The main objective of this study is to investigate the relationship between bank efficiency
estimates and stock performance of a sample of seven transition countries over the period 1995-2006.
Instead of focusing only on the earnings information and its components as possible explanatory
variables for the bank stock price changes, this analysis aims to determine whether cost efficiency or
profit efficiency estimate is a primary determinant of the bank stock return. The selection of
aforementioned countries is based on the data availability. The contribution of this study to the
literature is three-fold: First, despite a large amount of literature in the banking sector of transition
countries, to the author’s best best knowledge, this is the first study that examine such relationship for
these countries, which have shown an increasing effort to adopt the EU regulations.
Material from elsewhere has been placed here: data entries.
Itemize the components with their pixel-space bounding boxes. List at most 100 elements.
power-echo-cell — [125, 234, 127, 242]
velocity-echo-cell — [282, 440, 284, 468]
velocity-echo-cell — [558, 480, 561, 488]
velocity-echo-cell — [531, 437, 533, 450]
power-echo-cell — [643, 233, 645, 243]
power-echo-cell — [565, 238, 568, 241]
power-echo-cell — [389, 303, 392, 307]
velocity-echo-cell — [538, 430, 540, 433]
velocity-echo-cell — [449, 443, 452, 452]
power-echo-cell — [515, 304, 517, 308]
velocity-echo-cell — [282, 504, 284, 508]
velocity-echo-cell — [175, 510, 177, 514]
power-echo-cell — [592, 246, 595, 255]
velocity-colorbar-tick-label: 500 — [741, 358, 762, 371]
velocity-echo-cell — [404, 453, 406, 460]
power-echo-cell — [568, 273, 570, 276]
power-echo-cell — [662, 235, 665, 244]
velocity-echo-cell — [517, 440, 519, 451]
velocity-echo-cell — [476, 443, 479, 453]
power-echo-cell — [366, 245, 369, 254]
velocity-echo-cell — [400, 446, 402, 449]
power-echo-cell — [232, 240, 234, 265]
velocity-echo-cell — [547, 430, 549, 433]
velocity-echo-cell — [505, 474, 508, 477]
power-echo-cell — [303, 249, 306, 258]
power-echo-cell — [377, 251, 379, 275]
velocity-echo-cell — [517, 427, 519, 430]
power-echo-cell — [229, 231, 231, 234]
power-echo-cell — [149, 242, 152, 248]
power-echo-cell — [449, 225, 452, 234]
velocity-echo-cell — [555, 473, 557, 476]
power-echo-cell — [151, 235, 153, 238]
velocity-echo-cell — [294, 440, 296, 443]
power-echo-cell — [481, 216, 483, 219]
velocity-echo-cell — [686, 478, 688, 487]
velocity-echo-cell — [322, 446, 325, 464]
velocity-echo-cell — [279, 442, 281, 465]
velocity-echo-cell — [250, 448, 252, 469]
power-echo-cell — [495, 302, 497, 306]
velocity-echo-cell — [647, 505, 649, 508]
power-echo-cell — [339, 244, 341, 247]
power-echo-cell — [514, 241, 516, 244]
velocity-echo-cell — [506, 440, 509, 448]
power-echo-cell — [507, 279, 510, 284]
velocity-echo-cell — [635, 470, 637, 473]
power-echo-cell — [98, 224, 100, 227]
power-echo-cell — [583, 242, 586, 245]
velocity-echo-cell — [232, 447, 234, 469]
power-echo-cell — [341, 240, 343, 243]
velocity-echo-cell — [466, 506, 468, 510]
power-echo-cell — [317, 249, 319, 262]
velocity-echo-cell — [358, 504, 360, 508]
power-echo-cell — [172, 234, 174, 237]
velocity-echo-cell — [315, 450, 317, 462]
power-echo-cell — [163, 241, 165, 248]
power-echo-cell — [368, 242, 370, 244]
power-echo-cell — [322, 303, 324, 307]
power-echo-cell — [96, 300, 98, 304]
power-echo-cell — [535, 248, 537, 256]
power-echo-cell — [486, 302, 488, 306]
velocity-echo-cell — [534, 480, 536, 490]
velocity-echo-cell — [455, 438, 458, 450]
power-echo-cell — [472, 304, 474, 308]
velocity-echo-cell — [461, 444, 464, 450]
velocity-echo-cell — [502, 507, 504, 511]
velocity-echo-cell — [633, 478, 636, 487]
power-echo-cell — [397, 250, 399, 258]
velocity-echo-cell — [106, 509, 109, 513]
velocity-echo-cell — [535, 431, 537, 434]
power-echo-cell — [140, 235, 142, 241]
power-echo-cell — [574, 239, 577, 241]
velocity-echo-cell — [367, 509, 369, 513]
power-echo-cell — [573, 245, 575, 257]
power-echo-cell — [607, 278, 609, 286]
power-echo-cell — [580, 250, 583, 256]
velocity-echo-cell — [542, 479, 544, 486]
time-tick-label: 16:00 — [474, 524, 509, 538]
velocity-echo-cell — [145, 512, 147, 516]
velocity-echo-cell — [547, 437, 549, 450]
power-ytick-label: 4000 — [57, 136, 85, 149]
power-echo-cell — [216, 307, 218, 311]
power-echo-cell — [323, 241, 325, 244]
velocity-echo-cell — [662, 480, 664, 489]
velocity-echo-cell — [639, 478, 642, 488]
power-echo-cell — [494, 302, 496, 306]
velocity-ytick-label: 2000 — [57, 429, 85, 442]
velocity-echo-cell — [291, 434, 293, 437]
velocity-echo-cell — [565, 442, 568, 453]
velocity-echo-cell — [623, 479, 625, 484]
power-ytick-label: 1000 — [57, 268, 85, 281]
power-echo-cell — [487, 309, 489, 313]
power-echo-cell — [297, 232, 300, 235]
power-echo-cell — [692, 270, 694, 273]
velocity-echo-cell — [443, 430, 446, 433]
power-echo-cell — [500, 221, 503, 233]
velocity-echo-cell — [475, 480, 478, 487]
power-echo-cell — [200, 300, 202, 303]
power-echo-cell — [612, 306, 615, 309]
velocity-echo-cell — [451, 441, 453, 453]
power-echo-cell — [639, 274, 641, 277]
Second, it utilizes
both cost and profit efficiency to investigate whether such information has an explanatory power on
the bank stock price performance even though most of the previous studies concentrate on the
relationship between cost efficiency, technical and/or scale efficiency1 . Profit efficiency is assumed to
be more superior to cost efficiency in terms of combining both costs and revenues in the measurement
of efficiency. Furthermore, it is considered as one of the most important key factors that attempt to explain stock performance since stockholders would be much more interested in the profits of a bank
rather than its costs, as the dividends they get specifically depend upon the bank’s earnings. Therefore,
this is not surprising that profit efficiency estimates are expected to explain stock performance better
(Ioannidis et al., 2008). Third, the time period examined covers a unique and large data set, which is
characterized by the inclusion of major reforms made in the transition process to establish a more
efficient and less fragile banking system.